Yüzey aktif maddeler, yüzeyleri ıslatır ve ıslak yüzeyin yüzey gerilimini düşürür. Bu şekilde temizlik çözeltisi derinlere daha kolay işler. Yüzey aktif maddeler ayrıca yağları suda kolayca eritebilir. Bu deterjanlar tek başlarına veya alkali veya asitli deterjanlar ile birlikte kullanılabilir.
Çöküntüyü engelleyici maddeler ise, kalsiyum ve magnezyum gibi, sularda sertlik yapan maddeleri bağlar ve tuz oluşturur. Bu şekilde çökelti yapmalarını önler. Bu maddelerin inorganik ve organik çeşitleri bulunmaktadır.

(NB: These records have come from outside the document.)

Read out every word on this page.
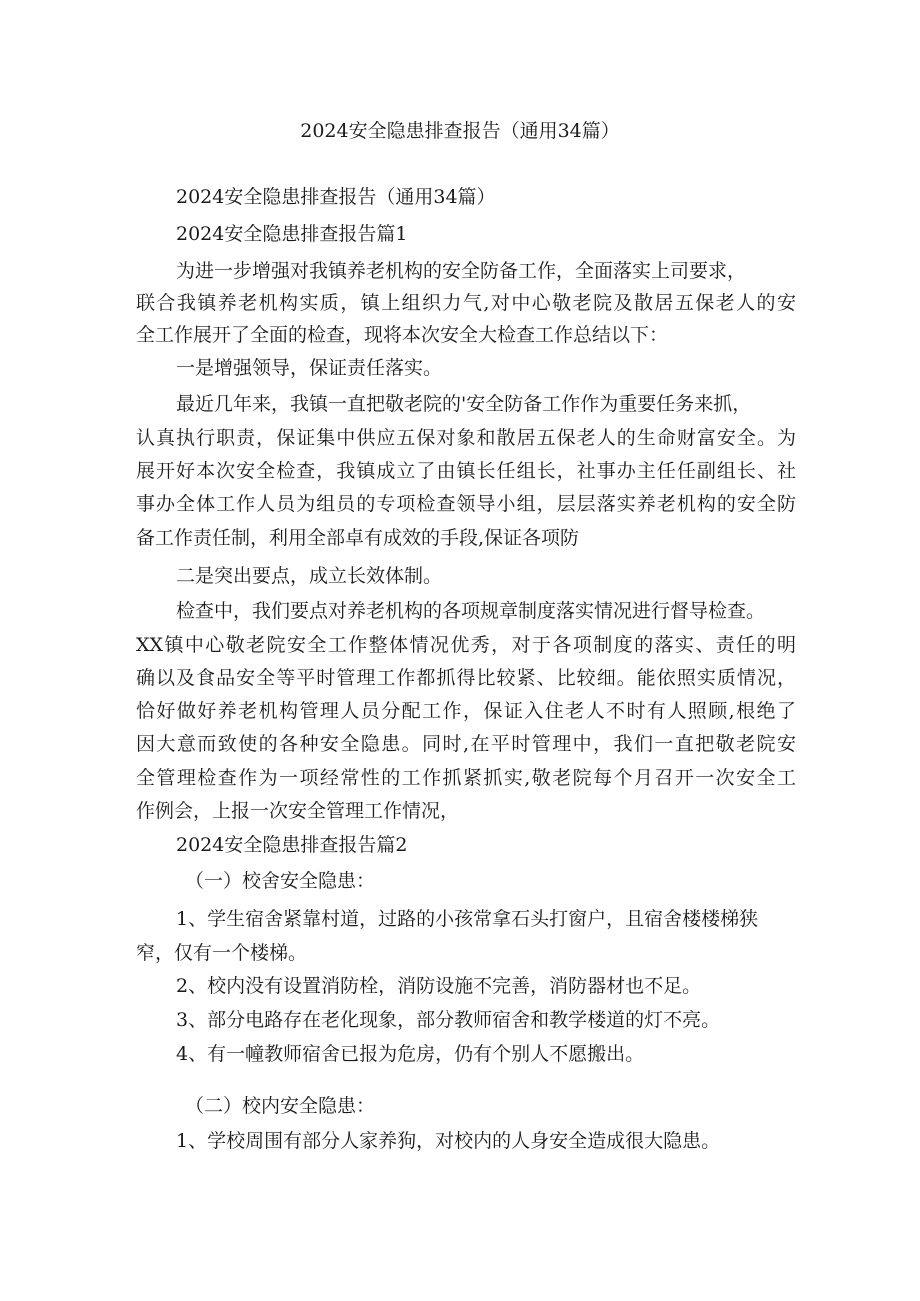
2024安全隐患排查报告（通用34篇）
2024安全隐患排查报告（通用34篇）
2024安全隐患排查报告篇1
为进一步增强对我镇养老机构的安全防备工作，全面落实上司要求，
联合我镇养老机构实质，镇上组织力气,对中心敬老院及散居五保老人的安
全工作展开了全面的检查，现将本次安全大检查工作总结以下：
一是增强领导，保证责任落实。
最近几年来，我镇一直把敬老院的'安全防备工作作为重要任务来抓，
认真执行职责，保证集中供应五保对象和散居五保老人的生命财富安全。为
展开好本次安全检查，我镇成立了由镇长任组长，社事办主任任副组长、社
事办全体工作人员为组员的专项检查领导小组，层层落实养老机构的安全防
备工作责任制，利用全部卓有成效的手段,保证各项防
二是突出要点，成立长效体制。
检查中，我们要点对养老机构的各项规章制度落实情况进行督导检查。
XX镇中心敬老院安全工作整体情况优秀，对于各项制度的落实、责任的明
确以及食品安全等平时管理工作都抓得比较紧、比较细。能依照实质情况，
恰好做好养老机构管理人员分配工作，保证入住老人不时有人照顾,根绝了
因大意而致使的各种安全隐患。同时,在平时管理中，我们一直把敬老院安
全管理检查作为一项经常性的工作抓紧抓实,敬老院每个月召开一次安全工
作例会，上报一次安全管理工作情况，
2024安全隐患排查报告篇2
（一）校舍安全隐患：
1、学生宿舍紧靠村道，过路的小孩常拿石头打窗户，且宿舍楼楼梯狭
窄，仅有一个楼梯。
2、校内没有设置消防栓，消防设施不完善，消防器材也不足。
3、部分电路存在老化现象，部分教师宿舍和教学楼道的灯不亮。
4、有一幢教师宿舍已报为危房，仍有个别人不愿搬出。
（二）校内安全隐患：
1、学校周围有部分人家养狗，对校内的人身安全造成很大隐患。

Bu sayılan deterjan gruplarından hangisine girerse girsin, akredite laboratuvarlar tarafından bu deterjanların fiziksel ve kimyasal analizleri, hızlı, kaliteli ve güvenilir bir şekilde gerçekleştirilmektedir. Bütün bu test ve analizler, yetkili laboratuvarlarda, mevcut yasal düzenlemelerin getirdiği kriterlere ve sınırlamalara ve yerli ve yabancı kuruluşlar tarafından yayınlanan standartlara uygun şekilde gerçekleştirilmektedir.
Genelde gıda sektöründe kullanılacak deterjanların şu özelliklerde olması önemlidir:
- Suyun içinde kolayca çözünebilmeli
- Uygun sıcaklık derecelerinde çözünebilmeli
- Yüzeylerdeki organik maddeleri bulundukları yerlerden sökebilmeli
- Temizlenecek yüzeye tamamen yayılmalı ve derinlerine sızmalı
- Yüksek ıslatma etkisi olmalı
- Kalıntıları parçalamalı ve birleşmeleri önlemeli
- Kalsiyum tuzlarının kalıntılarını eritebilmeli
- Yüzeyleri tahrip etmemeli ve aşınmaya neden olmamalı
- Yüzeyden kolayca durulanabilmeli
- Bakterileri yok etma gücü yüksek olmalı
- Çok fazla köpürmemeli
- Dayanıklı olmalı ve etkisini çabuk kaybetmemeli
- Kolay uygulanabilir olmalı
- Çok pahalı olmamalı
- Zehirleyici özellikte olmamalı
Sağlık Bakanlığı tarafından 2010 yılında Deterjanlar ve Deterjanlarda Kullanılan Yüzey Aktif Maddeler Hakkında Tebliğ yayınlanmıştır. Bu tebliğin çıkarılma amacı, çevre koşullarının ve insan sağlığının korunmasını sağlamak için, deterjanların ve deterjanlarda kullanılan yüzey aktif maddelerin tüketicilere sunulmasına yönelik esasları düzenlemektir. Tebliğin dokuzuncu maddesi, yüzey aktif maddelerin test edilmesine yönelik esasları açıklamaktadır. Buna göre testleri yapacak laboratuvarların, TS EN ISO/IEC 17025 standardına göre yerli veya yabancı akreditasyon kuruluşlarından akredite olmaları gerekmektedir. Laboratuvarlar aynı zamanda mevcut yasal düzenlemelere de uymak zorundadırlar.